With a dream to write for children, I, at the age of 50, told Bob I wanted to enroll in a 2-year children’s writing correspondence class. He said, “Linda, what do you want to be when you grow up?” After the class, I wrote hundreds of articles for magazines, newspapers, anthologies and blogs. Pelican Publishing released the first of my three picture books when I was 72!
And then there was my ‘after.’
In 2013, my husband Bob was diagnosed with dementia. While reading the description on a book cover, one sentence hit home. “When life deals you a hard blow, you have no choice but to carry on.”
I researched dementias online, read books, enrolled in classes and joined a support group. Once I could no longer leave Bob by himself, I gave up all activities except two, requiring that I hire help so I could continue to attend writer and support group meetings. One son commented, “Mom, you’ve aged 10 years in one. It is time to get more help for you and for Dad.” With Bob’s consent and my sons’ help, we placed him in memory care in 2016. Twenty-two months later, he passed away.
I’d lost contact with friends. They were couples; I’d be a 5th wheel. I promised myself to get out of the house and not become like some 80-year-olds who isolate themselves and wither away. What new challenges could I provide for myself that would give me the interaction with other people I required?

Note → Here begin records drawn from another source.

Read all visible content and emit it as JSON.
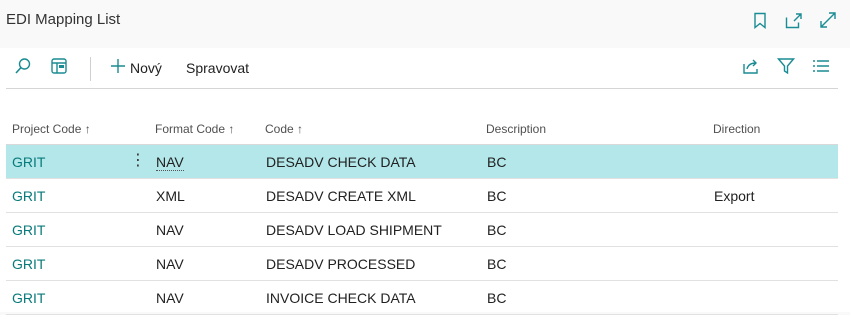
{
  "window": {
    "title": "EDI Mapping List",
    "icons": [
      "bookmark-icon",
      "open-in-new-window-icon",
      "expand-icon"
    ]
  },
  "toolbar": {
    "search_icon": "search-icon",
    "layout_icon": "layout-icon",
    "new_label": "Nový",
    "manage_label": "Spravovat",
    "right_icons": [
      "share-icon",
      "filter-icon",
      "list-view-icon"
    ]
  },
  "table": {
    "headers": {
      "project_code": "Project Code ↑",
      "format_code": "Format Code ↑",
      "code": "Code ↑",
      "description": "Description",
      "direction": "Direction"
    },
    "rows": [
      {
        "project_code": "GRIT",
        "format_code": "NAV",
        "code": "DESADV CHECK DATA",
        "description": "BC",
        "direction": ""
      },
      {
        "project_code": "GRIT",
        "format_code": "XML",
        "code": "DESADV CREATE XML",
        "description": "BC",
        "direction": "Export"
      },
      {
        "project_code": "GRIT",
        "format_code": "NAV",
        "code": "DESADV LOAD SHIPMENT",
        "description": "BC",
        "direction": ""
      },
      {
        "project_code": "GRIT",
        "format_code": "NAV",
        "code": "DESADV PROCESSED",
        "description": "BC",
        "direction": ""
      },
      {
        "project_code": "GRIT",
        "format_code": "NAV",
        "code": "INVOICE CHECK DATA",
        "description": "BC",
        "direction": ""
      }
    ],
    "selected_row": 0,
    "row_menu_glyph": "⋮"
  },
  "colors": {
    "selected_row": "#b3e7ea",
    "link": "#087a7a",
    "accent": "#1a8c93"
  }
}
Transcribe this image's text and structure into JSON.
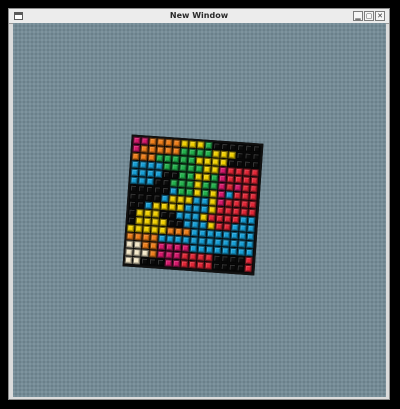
{
  "window": {
    "title": "New Window",
    "buttons": {
      "minimize": "▁",
      "maximize": "▢",
      "close": "✕"
    }
  },
  "board": {
    "rows": 16,
    "cols": 16,
    "palette": {
      "K": "#0c0c0c",
      "P": "#d6186c",
      "O": "#ef7f1a",
      "Y": "#f2d100",
      "G": "#22b24c",
      "B": "#169fd6",
      "R": "#e32636",
      "C": "#f4e8c9"
    },
    "grid": [
      "PPOOOOYYYGKKKKKK",
      "POOOOOGGGGYYYKKK",
      "OOOGGGGGYYYYKKKK",
      "BBBBGGGGGYYPRRRR",
      "BBBBKKGGYYGPRRRR",
      "BBBKKGGGYGGPRPRR",
      "KKKKKBGGYGYPBRRR",
      "KKKKBYYYBBYPRRRR",
      "KKBYYYYBBBYRRRRR",
      "KYYYKKBBBYRRRRBB",
      "KYYYYKKBBBYRRBBB",
      "YYYYYOOOBBBBBBBB",
      "OOOOBBBBBBBBBBBB",
      "CCOOPPPPBBBBBBBB",
      "CCCOPPPRRRRKKKKR",
      "CCKKKPPRRRRKKKKR"
    ]
  }
}
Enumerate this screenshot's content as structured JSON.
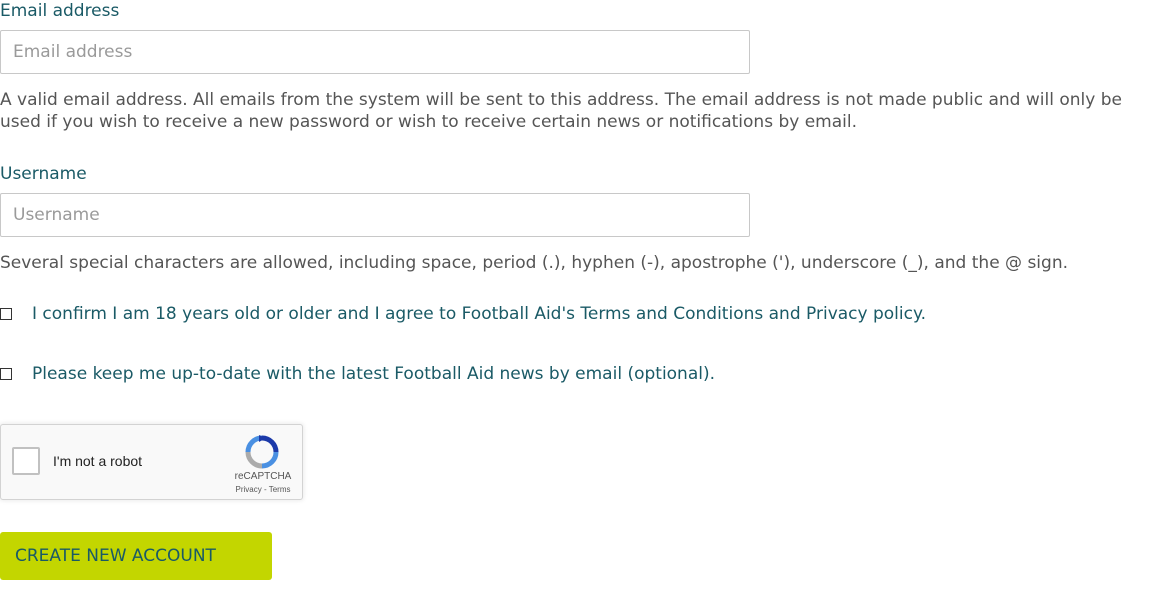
{
  "email": {
    "label": "Email address",
    "placeholder": "Email address",
    "value": "",
    "help": "A valid email address. All emails from the system will be sent to this address. The email address is not made public and will only be used if you wish to receive a new password or wish to receive certain news or notifications by email."
  },
  "username": {
    "label": "Username",
    "placeholder": "Username",
    "value": "",
    "help": "Several special characters are allowed, including space, period (.), hyphen (-), apostrophe ('), underscore (_), and the @ sign."
  },
  "checkboxes": [
    {
      "label": "I confirm I am 18 years old or older and I agree to Football Aid's Terms and Conditions and Privacy policy.",
      "checked": false
    },
    {
      "label": "Please keep me up-to-date with the latest Football Aid news by email (optional).",
      "checked": false
    }
  ],
  "recaptcha": {
    "text": "I'm not a robot",
    "brand": "reCAPTCHA",
    "links": "Privacy - Terms"
  },
  "submit": {
    "label": "CREATE NEW ACCOUNT"
  },
  "colors": {
    "accent_text": "#1a5a66",
    "button_bg": "#c3d600"
  }
}
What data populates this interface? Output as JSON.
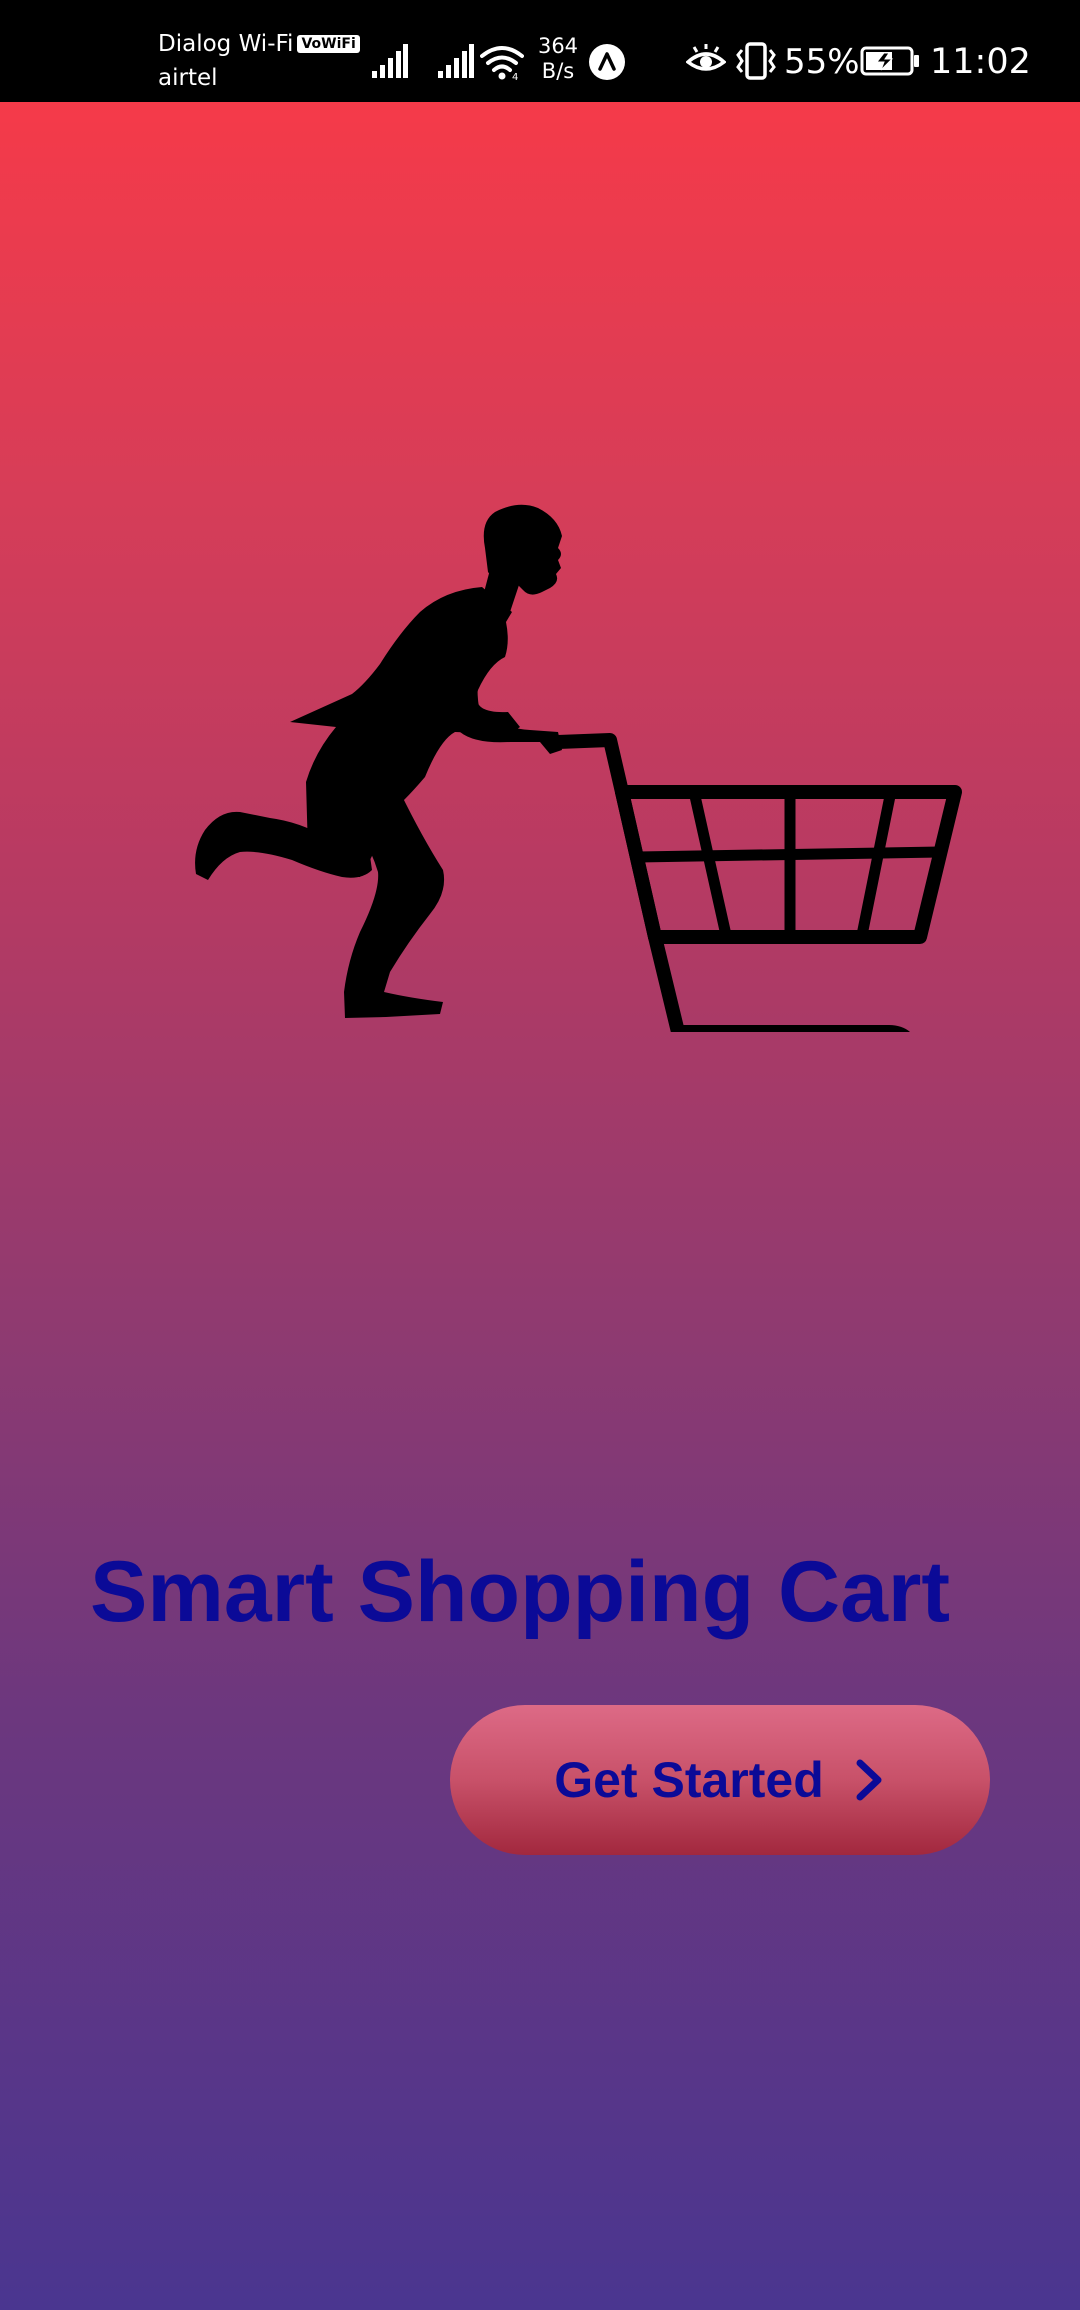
{
  "status_bar": {
    "carrier_primary": "Dialog Wi-Fi",
    "vowifi_badge": "VoWiFi",
    "carrier_secondary": "airtel",
    "net_speed_value": "364",
    "net_speed_unit": "B/s",
    "battery_percent": "55%",
    "time": "11:02",
    "icons": [
      "signal-bars-icon",
      "signal-bars-icon",
      "wifi-icon",
      "app-notification-icon",
      "eye-comfort-icon",
      "vibrate-icon",
      "battery-charging-icon"
    ]
  },
  "hero": {
    "illustration": "person-pushing-shopping-cart"
  },
  "main": {
    "title": "Smart Shopping Cart",
    "cta_label": "Get Started",
    "cta_icon": "chevron-right-icon"
  },
  "colors": {
    "title_text": "#0b0a97",
    "gradient_top": "#f53a49",
    "gradient_bottom": "#4a3690",
    "button_top": "#dd6a86",
    "button_bottom": "#a2283e"
  }
}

I continued to write although my primary goal changed to helping others who go into caregiving unprepared. I facilitated the support group when needed, became an Alzheimer’s Educator, wrote and self-published a dementia picture book for ages 7-107 and created my own PowerPoint program called “Nobody Ever Told Me, Lessons from a Dementia Caregiver.” I lined up speeches and just finished training to teach Powerful Tools for Caregivers when the pandemic hit. Everything was cancelled. Would I now isolate myself and wither away? NO! I learned to present Zoom classes and continued to teach or speak through that medium. Now, in-person opportunities are returning.
People are surprised when I admit my age – 83. Many organizations need volunteers. Consider those that interest you, stay active to, like me, age gracefully.